Bobby took a deep breath, exhaled, nodded again.

“I just wanted you to know I'm on the right track,” he said. “There had to be a motive for the frame.”

“Yeah,” Gleason said. “Fuck the big picture; find the small details, the ones that concern Bobby Emmet and Dorothea.”

Bobby could hear Alana humming “YMCA” now as she moved around the bedroom. Gleason took a last desperate drag on his smoke and flicked the butt out into the breeze.

“What if that lands in a baby carriage?” Bobby said, annoyed.

“Then the parents should be locked up for neglect,” Gleason said, shrugging. “Anyone walks a baby in an open stroller in New York is guilty of child abuse. Don't blame me.”

He tried to fan the last of the smoke out the window, but it swirled in the room. He quickly unwrapped a pack of Life Savers and put half the pack into his mouth. Alana stepped into the living room with a terry-cloth robe pulled around her and a towel turban wrapped around her head.

“I smell smoke, Izzy,” she said in a singsongy whine.

“It must be from the fat fuckin' mick poet next door, babe,” Gleason said. “Or the douche-bag rasta painter downstairs.”

“You promised to watch your language around a lady,” she said.

“I think I better go,” Bobby said.

“Wait,” Gleason said as Bobby reached the door.
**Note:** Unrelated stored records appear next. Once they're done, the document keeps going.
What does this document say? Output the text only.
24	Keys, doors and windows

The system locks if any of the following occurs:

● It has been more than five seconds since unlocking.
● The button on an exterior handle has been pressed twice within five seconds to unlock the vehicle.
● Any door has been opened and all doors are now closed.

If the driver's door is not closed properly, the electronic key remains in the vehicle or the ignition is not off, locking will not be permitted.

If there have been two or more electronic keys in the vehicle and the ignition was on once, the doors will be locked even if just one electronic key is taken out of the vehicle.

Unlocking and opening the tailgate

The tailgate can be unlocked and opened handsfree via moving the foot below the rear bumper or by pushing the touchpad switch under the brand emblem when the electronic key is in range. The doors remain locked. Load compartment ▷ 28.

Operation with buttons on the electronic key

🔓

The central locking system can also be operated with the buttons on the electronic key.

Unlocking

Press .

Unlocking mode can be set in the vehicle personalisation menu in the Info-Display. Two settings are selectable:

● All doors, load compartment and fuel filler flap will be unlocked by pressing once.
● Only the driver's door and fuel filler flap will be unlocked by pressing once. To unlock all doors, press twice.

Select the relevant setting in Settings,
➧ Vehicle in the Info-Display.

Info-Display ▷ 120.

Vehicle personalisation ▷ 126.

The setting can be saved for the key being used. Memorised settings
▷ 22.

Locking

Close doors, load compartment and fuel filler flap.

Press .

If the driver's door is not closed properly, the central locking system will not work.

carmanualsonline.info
Gleason pulled on his pants, reached into the front right-hand pocket, and produced a wad of cash. He started counting hundred-dollar bills until he reached fifty. He folded them and backhanded them to Bobby the way dope dealers passed cash. Bobby figured it was the way Gleason usually got paid. Bobby hesitated and then took the money and looked oddly at Gleason.
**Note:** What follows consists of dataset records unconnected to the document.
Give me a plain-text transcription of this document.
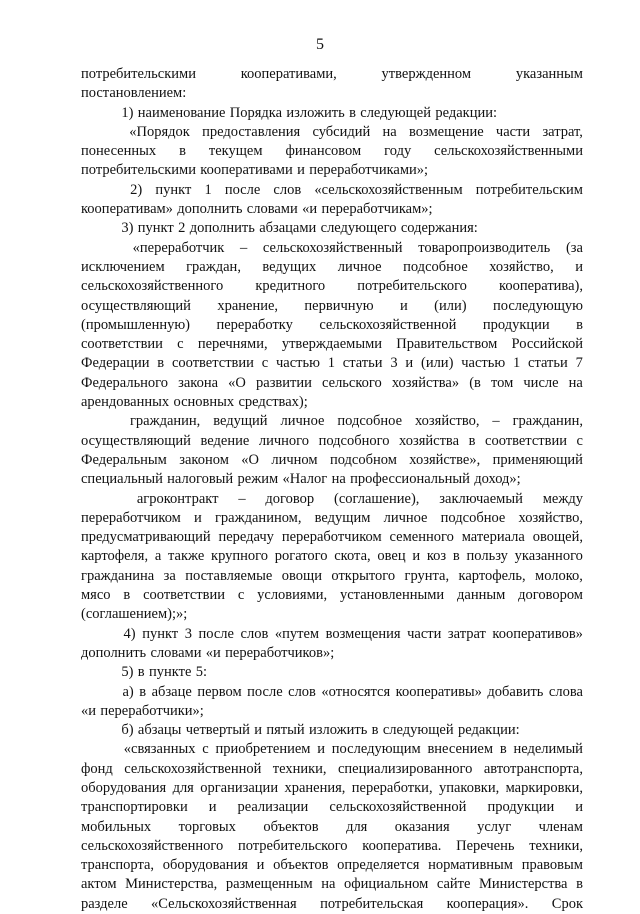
5
потребительскими	кооперативами,	утвержденном	указанным
постановлением:
1) наименование Порядка изложить в следующей редакции:
«Порядок предоставления субсидий на возмещение части затрат,
понесенных в текущем финансовом году сельскохозяйственными
потребительскими кооперативами и переработчиками»;
2) пункт 1 после слов «сельскохозяйственным потребительским
кооперативам» дополнить словами «и переработчикам»;
3) пункт 2 дополнить абзацами следующего содержания:
«переработчик – сельскохозяйственный товаропроизводитель (за
исключением граждан, ведущих личное подсобное хозяйство, и
сельскохозяйственного кредитного потребительского кооператива),
осуществляющий хранение, первичную и (или) последующую
(промышленную) переработку сельскохозяйственной продукции в
соответствии с перечнями, утверждаемыми Правительством Российской
Федерации в соответствии с частью 1 статьи 3 и (или) частью 1 статьи 7
Федерального закона «О развитии сельского хозяйства» (в том числе на
арендованных основных средствах);
гражданин, ведущий личное подсобное хозяйство, – гражданин,
осуществляющий ведение личного подсобного хозяйства в соответствии с
Федеральным законом «О личном подсобном хозяйстве», применяющий
специальный налоговый режим «Налог на профессиональный доход»;
агроконтракт – договор (соглашение), заключаемый между
переработчиком и гражданином, ведущим личное подсобное хозяйство,
предусматривающий передачу переработчиком семенного материала овощей,
картофеля, а также крупного рогатого скота, овец и коз в пользу указанного
гражданина за поставляемые овощи открытого грунта, картофель, молоко,
мясо в соответствии с условиями, установленными данным договором
(соглашением);»;
4) пункт 3 после слов «путем возмещения части затрат кооперативов»
дополнить словами «и переработчиков»;
5) в пункте 5:
а) в абзаце первом после слов «относятся кооперативы» добавить слова
«и переработчики»;
б) абзацы четвертый и пятый изложить в следующей редакции:
«связанных с приобретением и последующим внесением в неделимый
фонд сельскохозяйственной техники, специализированного автотранспорта,
оборудования для организации хранения, переработки, упаковки, маркировки,
транспортировки и реализации сельскохозяйственной продукции и
мобильных торговых объектов для оказания услуг членам
сельскохозяйственного потребительского кооператива. Перечень техники,
транспорта, оборудования и объектов определяется нормативным правовым
актом Министерства, размещенным на официальном сайте Министерства в
разделе «Сельскохозяйственная потребительская кооперация». Срок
“What the hell is this for?”

“Herbie's brother paid me fifty grand,” Gleason said.

“For a day's work?”

“I said I'd get him off for a fifty-grand flat fee, whether it went to trial or I got it thrown out at a pretrial hearing,” Gleason said. “I did. You told me about the freeloading cop. That made my case. So that five grand is your ten percent. We made a deal; you get a dime on every dollar of every case you work on.”
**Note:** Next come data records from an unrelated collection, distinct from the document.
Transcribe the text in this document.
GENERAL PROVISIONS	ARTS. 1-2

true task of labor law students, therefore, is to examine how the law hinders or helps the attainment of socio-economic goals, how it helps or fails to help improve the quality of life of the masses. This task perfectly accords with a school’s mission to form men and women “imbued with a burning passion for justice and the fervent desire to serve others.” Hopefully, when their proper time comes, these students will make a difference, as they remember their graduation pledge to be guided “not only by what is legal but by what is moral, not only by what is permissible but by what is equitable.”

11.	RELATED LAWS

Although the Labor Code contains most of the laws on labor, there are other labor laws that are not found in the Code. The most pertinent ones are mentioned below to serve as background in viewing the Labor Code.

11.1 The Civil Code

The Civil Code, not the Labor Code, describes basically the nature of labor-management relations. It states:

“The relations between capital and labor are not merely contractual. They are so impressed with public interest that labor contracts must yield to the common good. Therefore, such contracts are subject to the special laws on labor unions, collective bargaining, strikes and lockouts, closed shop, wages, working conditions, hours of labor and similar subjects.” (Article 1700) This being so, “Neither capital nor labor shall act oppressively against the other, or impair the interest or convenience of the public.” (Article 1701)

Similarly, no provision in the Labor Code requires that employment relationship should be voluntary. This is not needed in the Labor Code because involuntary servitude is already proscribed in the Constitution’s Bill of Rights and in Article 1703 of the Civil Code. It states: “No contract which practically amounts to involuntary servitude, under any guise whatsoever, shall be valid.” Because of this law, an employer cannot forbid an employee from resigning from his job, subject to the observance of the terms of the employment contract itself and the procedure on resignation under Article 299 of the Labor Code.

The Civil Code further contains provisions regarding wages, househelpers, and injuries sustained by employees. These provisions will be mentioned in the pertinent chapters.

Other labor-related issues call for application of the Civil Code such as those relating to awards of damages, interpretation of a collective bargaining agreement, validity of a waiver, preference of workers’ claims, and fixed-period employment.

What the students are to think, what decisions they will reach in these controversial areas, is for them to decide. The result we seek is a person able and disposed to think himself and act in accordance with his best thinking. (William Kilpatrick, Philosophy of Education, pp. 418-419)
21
Bobby felt as sleazy as Izzy as he put the money in his pocket.

“I want a ten-ninety-nine at the end of the year,” Bobby said. “I don't want to beat a murder rap and go away on an IRS beef involving you.”

“You just find out what happened to Dorothea,” Gleason said. “The best thing to do is to continue to confront Barnicle directly. Stay in his face. Make him sweat. Sweat leads to panic. Panic leads to mistakes. Mistakes lead to the truth—the truth about Dorothea.”